1. By attribute or benefit- This is the most oft used positioning strategy. For a light beer, it power be that it tastes great or that it is less filling. For toothpaste, it power be the mint taste or tartar control.

2. By use or application- The users of Apple computers can design and use art more easily than with Windows or UNIX. Apple positions its computers supported how the computer will be used.

3. By user- Facebook is a social networking site used only by college students. Facebook is too cool for MySpace and serves a smaller, more sophisticated cohort. Only college students may participate with their campus e-mail IDs.

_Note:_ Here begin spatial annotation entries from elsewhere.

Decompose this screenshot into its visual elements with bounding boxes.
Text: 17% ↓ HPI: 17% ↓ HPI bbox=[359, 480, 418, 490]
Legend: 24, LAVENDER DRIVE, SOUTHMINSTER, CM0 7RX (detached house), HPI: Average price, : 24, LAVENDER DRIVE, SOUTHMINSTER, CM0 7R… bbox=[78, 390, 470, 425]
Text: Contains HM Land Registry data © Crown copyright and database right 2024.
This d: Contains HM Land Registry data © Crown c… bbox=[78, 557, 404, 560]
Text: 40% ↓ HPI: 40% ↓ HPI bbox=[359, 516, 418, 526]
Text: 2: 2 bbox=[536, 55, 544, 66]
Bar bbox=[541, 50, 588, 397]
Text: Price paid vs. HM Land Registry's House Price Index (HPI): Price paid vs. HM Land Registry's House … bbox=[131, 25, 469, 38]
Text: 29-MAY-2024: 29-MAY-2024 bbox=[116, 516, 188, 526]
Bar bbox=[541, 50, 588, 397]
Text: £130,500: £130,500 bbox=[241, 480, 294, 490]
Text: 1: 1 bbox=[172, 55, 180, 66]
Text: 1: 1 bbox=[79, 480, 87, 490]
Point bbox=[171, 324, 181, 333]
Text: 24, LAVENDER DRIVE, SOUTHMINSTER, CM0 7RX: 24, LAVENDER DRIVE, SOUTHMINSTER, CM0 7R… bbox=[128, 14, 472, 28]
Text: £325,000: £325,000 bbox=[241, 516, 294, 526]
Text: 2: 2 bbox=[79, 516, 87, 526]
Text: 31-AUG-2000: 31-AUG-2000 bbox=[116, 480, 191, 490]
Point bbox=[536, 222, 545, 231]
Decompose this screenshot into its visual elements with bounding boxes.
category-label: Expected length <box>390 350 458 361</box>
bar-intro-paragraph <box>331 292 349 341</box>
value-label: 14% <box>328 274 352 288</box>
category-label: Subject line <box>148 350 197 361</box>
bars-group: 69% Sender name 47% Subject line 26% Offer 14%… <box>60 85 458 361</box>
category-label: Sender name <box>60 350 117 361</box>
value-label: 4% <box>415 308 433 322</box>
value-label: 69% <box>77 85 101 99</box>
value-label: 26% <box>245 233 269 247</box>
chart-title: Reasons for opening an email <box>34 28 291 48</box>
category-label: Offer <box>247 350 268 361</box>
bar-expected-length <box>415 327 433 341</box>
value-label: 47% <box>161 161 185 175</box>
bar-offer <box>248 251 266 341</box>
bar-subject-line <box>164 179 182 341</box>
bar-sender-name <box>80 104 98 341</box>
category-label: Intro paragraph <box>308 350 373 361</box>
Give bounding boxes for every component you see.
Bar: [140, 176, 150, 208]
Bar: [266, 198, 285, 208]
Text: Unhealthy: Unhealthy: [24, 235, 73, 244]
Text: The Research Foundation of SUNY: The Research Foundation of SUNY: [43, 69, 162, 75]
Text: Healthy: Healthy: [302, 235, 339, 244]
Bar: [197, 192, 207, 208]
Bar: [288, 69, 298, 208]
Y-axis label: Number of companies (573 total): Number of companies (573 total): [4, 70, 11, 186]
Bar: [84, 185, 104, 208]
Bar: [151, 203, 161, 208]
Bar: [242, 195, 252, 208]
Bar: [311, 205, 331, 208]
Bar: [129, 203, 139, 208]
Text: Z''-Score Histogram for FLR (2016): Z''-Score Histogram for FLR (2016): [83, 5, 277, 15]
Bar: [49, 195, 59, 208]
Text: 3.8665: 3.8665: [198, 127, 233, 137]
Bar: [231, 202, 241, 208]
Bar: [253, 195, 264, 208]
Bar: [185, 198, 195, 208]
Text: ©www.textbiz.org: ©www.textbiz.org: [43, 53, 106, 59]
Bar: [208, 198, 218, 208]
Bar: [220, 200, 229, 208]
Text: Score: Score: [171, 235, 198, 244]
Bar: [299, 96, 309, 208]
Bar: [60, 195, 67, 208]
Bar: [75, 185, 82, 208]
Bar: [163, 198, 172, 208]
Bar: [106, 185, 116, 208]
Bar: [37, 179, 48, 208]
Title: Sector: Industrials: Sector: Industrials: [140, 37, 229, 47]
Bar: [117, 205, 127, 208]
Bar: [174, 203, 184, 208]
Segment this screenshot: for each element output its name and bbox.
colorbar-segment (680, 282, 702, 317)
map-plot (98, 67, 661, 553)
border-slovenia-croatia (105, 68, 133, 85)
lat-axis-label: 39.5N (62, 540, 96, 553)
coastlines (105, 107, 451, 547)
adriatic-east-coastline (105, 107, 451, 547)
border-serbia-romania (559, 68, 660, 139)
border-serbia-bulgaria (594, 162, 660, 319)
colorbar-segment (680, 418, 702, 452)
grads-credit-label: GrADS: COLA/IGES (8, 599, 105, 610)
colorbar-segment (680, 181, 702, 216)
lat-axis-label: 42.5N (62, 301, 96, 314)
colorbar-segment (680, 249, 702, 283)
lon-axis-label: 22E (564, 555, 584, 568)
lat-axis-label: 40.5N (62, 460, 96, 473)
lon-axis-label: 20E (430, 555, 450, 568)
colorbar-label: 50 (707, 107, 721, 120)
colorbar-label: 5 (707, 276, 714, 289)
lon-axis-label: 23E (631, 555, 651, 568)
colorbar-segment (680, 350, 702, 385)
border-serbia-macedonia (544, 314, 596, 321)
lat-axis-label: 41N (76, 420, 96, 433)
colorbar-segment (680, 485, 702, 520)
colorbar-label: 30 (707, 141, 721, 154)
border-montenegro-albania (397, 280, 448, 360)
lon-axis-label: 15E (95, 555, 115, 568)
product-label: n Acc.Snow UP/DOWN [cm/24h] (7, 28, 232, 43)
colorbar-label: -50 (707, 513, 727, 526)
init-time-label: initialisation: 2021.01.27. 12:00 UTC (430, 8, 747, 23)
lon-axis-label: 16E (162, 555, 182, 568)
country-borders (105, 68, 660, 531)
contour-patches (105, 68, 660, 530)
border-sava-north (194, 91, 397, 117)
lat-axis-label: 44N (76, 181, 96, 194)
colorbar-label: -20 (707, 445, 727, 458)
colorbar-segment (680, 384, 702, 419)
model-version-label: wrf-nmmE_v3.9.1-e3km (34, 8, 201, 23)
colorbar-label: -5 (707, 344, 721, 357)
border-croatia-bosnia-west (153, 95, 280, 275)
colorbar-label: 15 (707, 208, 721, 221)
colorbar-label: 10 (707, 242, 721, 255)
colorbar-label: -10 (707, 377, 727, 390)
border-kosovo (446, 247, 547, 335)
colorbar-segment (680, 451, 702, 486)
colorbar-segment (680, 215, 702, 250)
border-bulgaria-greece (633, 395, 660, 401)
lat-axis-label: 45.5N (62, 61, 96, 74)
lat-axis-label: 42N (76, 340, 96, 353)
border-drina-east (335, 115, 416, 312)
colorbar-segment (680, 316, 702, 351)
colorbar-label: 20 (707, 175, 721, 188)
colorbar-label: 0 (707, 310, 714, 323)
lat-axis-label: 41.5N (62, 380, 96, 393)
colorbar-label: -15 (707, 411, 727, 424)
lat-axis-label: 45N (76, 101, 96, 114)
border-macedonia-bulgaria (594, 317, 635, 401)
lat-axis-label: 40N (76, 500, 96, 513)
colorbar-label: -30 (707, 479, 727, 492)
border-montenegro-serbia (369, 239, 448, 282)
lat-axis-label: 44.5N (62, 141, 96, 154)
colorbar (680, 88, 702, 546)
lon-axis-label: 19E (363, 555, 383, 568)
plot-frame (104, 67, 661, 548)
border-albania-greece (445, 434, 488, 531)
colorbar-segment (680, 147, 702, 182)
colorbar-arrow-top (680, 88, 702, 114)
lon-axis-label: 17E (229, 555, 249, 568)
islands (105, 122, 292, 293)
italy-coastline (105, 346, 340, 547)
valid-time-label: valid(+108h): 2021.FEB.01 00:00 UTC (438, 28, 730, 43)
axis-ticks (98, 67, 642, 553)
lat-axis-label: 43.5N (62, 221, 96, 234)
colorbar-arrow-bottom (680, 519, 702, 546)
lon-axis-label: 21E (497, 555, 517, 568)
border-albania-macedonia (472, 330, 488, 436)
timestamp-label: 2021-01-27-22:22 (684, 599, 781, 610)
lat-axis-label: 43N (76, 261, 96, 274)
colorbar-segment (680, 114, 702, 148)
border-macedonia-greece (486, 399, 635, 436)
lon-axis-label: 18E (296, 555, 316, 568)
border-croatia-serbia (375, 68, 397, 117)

4. By product or service class- Margarine competes or els to butter. Margarine is positioned as a lower cost and better alternative to butter, piece butter provides better taste and wholesome ingredients.

5. By competitor- BMW and Mercedes often compare themselves to each other segmenting the market to just the crème de la crème of the motorca market. Ford and Chevy need not apply.

6. By price or quality- Tiffany and Costco both sell diamonds. Tiffany wants us to believe that their diamonds are of the highest quality, piece Costco tells us that diamonds are diamonds and that only a gull will pay Tiffany prices.

Positioning is what the client believes and not what the provider wants them to believe. Positioning can change due the counter measures taken at the competition. Managing your product positioning requires that you know your client and that you understand your competition; generally, this is the job of marketing research not just what the enterpreneur thinks is true.